A decisão central que carrega a trama de "A Despedida" já foi tomada quando o filme começa. Foram meses de debates e discussões, mas agora chegou a hora de a matriarca da família, Lily, vivida por Susan Sarandon, morrer.
Lily sofre de uma doença degenerativa não mencionada, e já não tem o movimento de um dos braços e anda com dificuldade. Decidiu por uma eutanásia conduzida por seu marido, Paul, interpretado por Sam Neill, um médico. Quer pôr um ponto final em sua existência enquanto ainda tem alguma autonomia.
Com uma premissa dessas, aliada ao fato de ser a adaptação de um drama dinamarquês, pode parecer que "A Despedida", disponível para aluguel nas principais plataformas, seja impossível de tão deprimente. Mas o diretor sul-africano Roger Michell, de "Um Lugar Chamado Notting Hill", de 1999, junto do roteirista dinamarquês Christian Torpe, autor do roteiro de "Coração Mudo", filme de 2017 que originou esta versão, conduzem a trama com delicadeza e combinam com habilidade a tristeza fundamental da história com algum humor.
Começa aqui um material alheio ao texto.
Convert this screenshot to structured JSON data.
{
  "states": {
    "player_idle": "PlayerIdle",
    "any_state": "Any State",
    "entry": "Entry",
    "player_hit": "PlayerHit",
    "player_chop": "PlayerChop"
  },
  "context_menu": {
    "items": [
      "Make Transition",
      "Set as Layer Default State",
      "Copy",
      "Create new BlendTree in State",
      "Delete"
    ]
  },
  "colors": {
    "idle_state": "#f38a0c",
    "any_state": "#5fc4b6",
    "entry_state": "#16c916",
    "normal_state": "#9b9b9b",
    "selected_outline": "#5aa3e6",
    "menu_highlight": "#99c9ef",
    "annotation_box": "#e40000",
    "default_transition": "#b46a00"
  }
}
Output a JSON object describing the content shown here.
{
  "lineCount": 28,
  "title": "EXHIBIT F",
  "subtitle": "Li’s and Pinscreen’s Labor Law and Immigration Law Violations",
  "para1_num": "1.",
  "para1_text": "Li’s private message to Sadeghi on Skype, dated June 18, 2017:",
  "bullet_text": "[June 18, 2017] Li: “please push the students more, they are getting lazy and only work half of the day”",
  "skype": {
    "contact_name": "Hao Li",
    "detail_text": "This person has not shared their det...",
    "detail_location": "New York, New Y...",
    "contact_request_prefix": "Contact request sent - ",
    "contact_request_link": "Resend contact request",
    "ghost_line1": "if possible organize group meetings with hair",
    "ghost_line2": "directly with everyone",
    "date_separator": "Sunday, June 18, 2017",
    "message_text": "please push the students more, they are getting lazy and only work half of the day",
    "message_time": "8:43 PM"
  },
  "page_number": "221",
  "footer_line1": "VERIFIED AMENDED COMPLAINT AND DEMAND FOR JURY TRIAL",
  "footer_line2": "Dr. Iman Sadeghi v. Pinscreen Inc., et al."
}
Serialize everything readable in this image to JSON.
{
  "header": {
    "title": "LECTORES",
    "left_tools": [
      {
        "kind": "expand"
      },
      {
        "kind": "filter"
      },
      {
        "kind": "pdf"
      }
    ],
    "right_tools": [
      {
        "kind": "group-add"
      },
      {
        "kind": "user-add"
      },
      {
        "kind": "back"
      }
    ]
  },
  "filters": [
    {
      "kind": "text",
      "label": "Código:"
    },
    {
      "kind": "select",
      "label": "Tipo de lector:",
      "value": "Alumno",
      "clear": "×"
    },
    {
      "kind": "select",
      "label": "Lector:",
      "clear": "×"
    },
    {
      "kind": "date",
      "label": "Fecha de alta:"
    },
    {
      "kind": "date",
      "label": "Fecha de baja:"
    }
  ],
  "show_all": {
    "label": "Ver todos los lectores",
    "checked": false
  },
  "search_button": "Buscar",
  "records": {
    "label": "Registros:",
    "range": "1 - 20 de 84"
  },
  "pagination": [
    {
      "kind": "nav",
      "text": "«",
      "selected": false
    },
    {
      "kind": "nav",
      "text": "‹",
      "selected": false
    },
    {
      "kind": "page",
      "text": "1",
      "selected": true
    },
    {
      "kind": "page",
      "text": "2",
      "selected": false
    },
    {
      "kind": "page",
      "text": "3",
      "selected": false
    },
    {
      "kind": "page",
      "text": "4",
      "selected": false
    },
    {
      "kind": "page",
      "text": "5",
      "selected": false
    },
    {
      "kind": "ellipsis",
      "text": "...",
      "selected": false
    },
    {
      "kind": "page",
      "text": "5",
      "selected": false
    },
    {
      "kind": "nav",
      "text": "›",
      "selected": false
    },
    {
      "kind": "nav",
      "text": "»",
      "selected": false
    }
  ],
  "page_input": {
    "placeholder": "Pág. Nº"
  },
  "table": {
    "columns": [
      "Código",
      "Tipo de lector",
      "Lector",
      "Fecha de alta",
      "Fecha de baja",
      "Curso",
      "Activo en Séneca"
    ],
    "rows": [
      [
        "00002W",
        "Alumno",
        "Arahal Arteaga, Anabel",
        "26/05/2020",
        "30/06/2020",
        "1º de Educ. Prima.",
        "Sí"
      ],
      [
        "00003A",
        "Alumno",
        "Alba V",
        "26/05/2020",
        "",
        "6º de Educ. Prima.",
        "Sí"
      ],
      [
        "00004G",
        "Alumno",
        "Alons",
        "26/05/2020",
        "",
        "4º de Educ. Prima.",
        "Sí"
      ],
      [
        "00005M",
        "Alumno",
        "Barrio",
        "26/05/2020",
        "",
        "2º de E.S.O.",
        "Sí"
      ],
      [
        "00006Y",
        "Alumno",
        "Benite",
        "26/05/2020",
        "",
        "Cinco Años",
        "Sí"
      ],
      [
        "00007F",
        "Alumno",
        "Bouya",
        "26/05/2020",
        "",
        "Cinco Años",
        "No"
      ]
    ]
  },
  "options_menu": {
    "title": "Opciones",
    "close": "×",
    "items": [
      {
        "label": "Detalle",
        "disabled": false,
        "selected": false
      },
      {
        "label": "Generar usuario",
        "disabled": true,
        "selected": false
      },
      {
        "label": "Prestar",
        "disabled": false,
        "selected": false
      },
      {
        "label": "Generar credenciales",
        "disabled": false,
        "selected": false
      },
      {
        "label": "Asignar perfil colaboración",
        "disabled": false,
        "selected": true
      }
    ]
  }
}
E sem muitas lições de vida. "Você aparece e faz o melhor que puder", diz Lily ao neto. Além dessa constatação, dois únicos conselhos -"mande bilhetes de agradecimento por escrito e seja pontual." Questões fundamentais sobre a vida permeiam todo o roteiro de "A Despedida", mas o filme desvia com inteligência dos clichês mais óbvios que rondam histórias sobre como a morte pode ser uma experiência cheia de beleza e graça.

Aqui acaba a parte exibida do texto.